Being unfamiliar with the new game, Kingdoms of Amalur came off as cartoony and bland in terms of graphics. It was nothing really "impressive" as you would see in the ultra-realistic games such as Skyrim and such. Nothing is farther from the truth, however, as once you are put into the game you'll see that the artistic direction is meant to be light-hearted and unique.
The gameplay however, is the most redeeming feature yet. Boasting a God of War-esque style gameplay, it really lets the player feel the twitch-based combat. A myraid of flashy skills leaves the player feeling satisfied instead of the same old "swing, swing, swing, kill" pattern. There are also three talent trees, each which have their own variance of skills and moves.
There are also mini games which the player can do, such as unlocking and dispelling chests. These are undoubtedly fun mini-games for the first couple times, but starts to old - fast. However, this does not subtract from the overall gameplay and realistically, during a instance, you would encounter no more than 10 chests (most are without locks/spells).
Another great part of Amalur is "perks". Reaching a certain level within a talent tree will get you a card. These cards act as stat bonuses and largely helps you in the selected role you are playing. As mentioned before, there are 3 talent trees: Sorcery, Might and Finesse. However, you can mix and match all three of these (not possible to get all of them maxed but you can still put points in all three) and there will be a different card for each mix-match pair. This leads to a wide variety of play and flexibility for the player. If the player wishes to be a stealthy mage, he would achieve the "Shadowcaster" card after going down that talent tree.

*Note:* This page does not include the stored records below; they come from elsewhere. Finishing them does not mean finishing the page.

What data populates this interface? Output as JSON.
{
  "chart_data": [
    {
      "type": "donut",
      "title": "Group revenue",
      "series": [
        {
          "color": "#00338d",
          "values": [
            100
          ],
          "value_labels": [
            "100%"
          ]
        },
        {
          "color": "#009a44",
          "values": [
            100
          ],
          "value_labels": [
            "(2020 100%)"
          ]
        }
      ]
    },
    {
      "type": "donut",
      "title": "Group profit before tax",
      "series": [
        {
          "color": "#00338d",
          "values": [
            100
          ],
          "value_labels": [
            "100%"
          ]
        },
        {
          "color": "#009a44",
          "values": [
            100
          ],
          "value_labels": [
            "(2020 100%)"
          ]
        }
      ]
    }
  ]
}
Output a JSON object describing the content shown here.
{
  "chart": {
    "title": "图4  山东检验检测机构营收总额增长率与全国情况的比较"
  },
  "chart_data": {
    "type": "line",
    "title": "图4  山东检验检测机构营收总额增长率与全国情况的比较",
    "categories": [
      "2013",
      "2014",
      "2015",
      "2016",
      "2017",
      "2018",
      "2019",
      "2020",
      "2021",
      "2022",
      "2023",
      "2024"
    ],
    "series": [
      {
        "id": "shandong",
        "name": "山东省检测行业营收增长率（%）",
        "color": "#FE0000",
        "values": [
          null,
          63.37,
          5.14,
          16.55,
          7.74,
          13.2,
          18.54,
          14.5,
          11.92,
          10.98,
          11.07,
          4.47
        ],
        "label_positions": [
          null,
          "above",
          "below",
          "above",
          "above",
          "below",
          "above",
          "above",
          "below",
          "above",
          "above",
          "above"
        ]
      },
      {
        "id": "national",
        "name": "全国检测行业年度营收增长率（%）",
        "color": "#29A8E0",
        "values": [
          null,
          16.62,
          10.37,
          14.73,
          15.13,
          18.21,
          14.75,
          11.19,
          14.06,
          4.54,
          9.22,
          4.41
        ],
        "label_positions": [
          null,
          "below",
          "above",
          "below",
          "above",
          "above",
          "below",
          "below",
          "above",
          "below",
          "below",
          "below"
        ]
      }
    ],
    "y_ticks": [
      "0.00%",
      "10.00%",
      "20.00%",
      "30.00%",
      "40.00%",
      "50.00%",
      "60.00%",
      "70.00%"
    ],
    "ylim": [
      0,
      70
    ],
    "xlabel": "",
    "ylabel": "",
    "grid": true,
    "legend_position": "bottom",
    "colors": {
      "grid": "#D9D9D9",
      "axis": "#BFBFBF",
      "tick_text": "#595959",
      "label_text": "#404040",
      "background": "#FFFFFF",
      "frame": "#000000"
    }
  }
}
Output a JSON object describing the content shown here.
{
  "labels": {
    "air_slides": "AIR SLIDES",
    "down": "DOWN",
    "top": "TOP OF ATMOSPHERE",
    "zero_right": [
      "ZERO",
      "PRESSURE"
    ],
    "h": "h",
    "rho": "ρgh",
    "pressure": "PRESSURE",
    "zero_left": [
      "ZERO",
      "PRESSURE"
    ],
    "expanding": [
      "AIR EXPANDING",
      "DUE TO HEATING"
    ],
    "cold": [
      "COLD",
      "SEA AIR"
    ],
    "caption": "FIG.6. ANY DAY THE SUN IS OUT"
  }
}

The storyline is nothing special, which is a shame, considering the fun combat system involved. As much as I would love to praise the story, it's just not that memorable (in my opinion). Hero rises, hero fights, hero kills the last boss. But, Kingdoms of Amalur does not disappoint as they litter dozens of side quests that flesh out the main storyline and introduce the lore of Amalur, including bigger Faction quests you could do (each taking about a good 3-5 hours worth).
Overall, I would give this a solid 8.5, with a very solid and entertaining combat system, flashy skills, multi-classing system and fleshed out character stories. The only thing that is keeping this from a solid 10/10 is the unmemorable main storyline which just does not appeal to me. This is very subjective to each person however, and you may enjoy the storyline much more than I did.